From 2003 to 2012, Parklands High School held a specialist language college status. The school badge formerly read Propositi Tenax, which translates to Firm of Purpose. The current motto of the school is Learn, Respect, Aspire, Achieve, which has been used since the school became an academy.

===Buildings===
The current school buildings were opened in 1959. This included the hall, concourse, south and north blocks and the gym. Several buildings have been erected since the school was first built. This includes the west block, which was built in 1970s, and is currently used as history, music and ICT classrooms.

The first major building work was the extension of the north block, which added four more English classrooms and two photography rooms, which are currently named as N01, N02, N14, N15, N24 and N25. This addition was constructed when Mr. Ray Landless was the headteacher of the school. The Science Blocks (L1/L2) were constructed in 1989.

There were two major building additions in the 2000s, a new art, RE, drama, and science block which replaced the previous block ROSLA, which was demolished, a new sports hall, and in 2010, an extension to the front of the building, to extend the dining area and reception. In addition students created a new outdoor social area.
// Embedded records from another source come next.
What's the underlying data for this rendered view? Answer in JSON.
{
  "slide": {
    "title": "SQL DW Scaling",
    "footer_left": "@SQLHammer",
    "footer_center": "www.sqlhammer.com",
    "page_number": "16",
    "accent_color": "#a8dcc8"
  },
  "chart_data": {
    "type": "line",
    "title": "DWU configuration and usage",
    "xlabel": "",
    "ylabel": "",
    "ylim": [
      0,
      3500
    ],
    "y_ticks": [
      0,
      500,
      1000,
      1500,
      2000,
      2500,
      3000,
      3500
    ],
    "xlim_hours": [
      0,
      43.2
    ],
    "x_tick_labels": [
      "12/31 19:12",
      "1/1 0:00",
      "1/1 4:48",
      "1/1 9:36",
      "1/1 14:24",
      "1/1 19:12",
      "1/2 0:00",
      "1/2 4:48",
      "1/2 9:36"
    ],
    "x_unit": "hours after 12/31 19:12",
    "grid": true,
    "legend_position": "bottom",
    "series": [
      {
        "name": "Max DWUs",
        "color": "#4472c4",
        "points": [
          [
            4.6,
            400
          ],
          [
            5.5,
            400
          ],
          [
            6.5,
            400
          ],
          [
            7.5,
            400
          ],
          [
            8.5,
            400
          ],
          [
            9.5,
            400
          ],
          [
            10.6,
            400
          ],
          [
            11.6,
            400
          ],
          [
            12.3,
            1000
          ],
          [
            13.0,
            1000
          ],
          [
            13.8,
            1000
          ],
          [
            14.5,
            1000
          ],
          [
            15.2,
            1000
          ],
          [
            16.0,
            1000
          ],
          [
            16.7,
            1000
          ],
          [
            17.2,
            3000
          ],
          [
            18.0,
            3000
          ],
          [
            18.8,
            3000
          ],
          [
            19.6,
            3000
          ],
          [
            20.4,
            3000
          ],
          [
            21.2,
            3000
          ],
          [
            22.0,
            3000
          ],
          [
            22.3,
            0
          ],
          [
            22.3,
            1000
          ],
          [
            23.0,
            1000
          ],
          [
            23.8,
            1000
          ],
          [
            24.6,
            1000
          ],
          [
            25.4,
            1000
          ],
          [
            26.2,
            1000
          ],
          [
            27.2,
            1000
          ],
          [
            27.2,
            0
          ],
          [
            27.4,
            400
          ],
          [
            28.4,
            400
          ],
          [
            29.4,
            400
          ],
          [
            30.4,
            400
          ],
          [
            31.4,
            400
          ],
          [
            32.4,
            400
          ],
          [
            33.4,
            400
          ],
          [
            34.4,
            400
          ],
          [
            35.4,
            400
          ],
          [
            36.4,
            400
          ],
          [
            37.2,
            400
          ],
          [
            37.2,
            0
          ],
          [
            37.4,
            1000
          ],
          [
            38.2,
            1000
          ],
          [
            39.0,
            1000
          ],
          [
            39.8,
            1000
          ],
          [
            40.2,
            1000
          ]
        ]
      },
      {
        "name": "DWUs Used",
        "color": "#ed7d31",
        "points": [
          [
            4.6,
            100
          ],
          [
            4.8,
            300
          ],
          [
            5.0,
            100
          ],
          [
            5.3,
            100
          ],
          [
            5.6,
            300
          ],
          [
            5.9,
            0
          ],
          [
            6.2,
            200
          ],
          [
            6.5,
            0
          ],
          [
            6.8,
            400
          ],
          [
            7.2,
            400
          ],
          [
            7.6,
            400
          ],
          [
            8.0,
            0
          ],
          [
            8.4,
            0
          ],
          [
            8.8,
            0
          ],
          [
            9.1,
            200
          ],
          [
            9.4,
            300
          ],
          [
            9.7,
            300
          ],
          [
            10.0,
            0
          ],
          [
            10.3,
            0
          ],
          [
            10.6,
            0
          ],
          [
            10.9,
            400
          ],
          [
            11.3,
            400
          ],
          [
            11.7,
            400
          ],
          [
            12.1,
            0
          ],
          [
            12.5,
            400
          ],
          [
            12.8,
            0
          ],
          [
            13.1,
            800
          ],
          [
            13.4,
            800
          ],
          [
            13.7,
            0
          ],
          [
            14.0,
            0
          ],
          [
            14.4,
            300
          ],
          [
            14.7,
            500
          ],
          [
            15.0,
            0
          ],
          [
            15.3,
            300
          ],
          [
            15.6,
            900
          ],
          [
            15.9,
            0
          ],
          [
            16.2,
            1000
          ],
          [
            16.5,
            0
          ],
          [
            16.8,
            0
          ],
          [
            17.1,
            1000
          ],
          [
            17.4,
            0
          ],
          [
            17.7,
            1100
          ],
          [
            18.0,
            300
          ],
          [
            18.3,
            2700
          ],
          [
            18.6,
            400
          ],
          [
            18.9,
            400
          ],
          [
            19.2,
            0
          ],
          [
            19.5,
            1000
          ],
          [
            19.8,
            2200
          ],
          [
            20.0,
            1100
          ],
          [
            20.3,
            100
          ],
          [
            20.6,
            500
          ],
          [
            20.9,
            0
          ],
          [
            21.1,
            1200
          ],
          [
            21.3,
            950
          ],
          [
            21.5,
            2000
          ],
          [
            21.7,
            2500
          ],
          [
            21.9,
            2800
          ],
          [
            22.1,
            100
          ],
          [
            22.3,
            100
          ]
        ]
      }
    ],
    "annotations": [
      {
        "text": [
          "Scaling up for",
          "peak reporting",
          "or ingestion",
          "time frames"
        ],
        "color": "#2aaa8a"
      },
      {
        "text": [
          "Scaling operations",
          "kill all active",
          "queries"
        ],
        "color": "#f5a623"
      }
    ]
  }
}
Parklands was first made a Language College in 2003. In 2014, the Parklands Pavilion was opened after months of refurbishment. This building is currently used as dance studios, and is also used for assemblies.

In late 2020, the previous science block was renovated to create 8 new English classrooms named after influential authors throughout time. Additionally, four former English classrooms were refurbished; creating two new science suites.

===Academy===
Parklands High School converted to academy status in September 2012, meaning the school is now independent of local authority control.

==Notable former pupils==

- Paul Grayson, England rugby player
- Tom Smith, currently with Lancashire County Cricket Club
- David Unsworth, former footballer, coach of Preston North End F.C.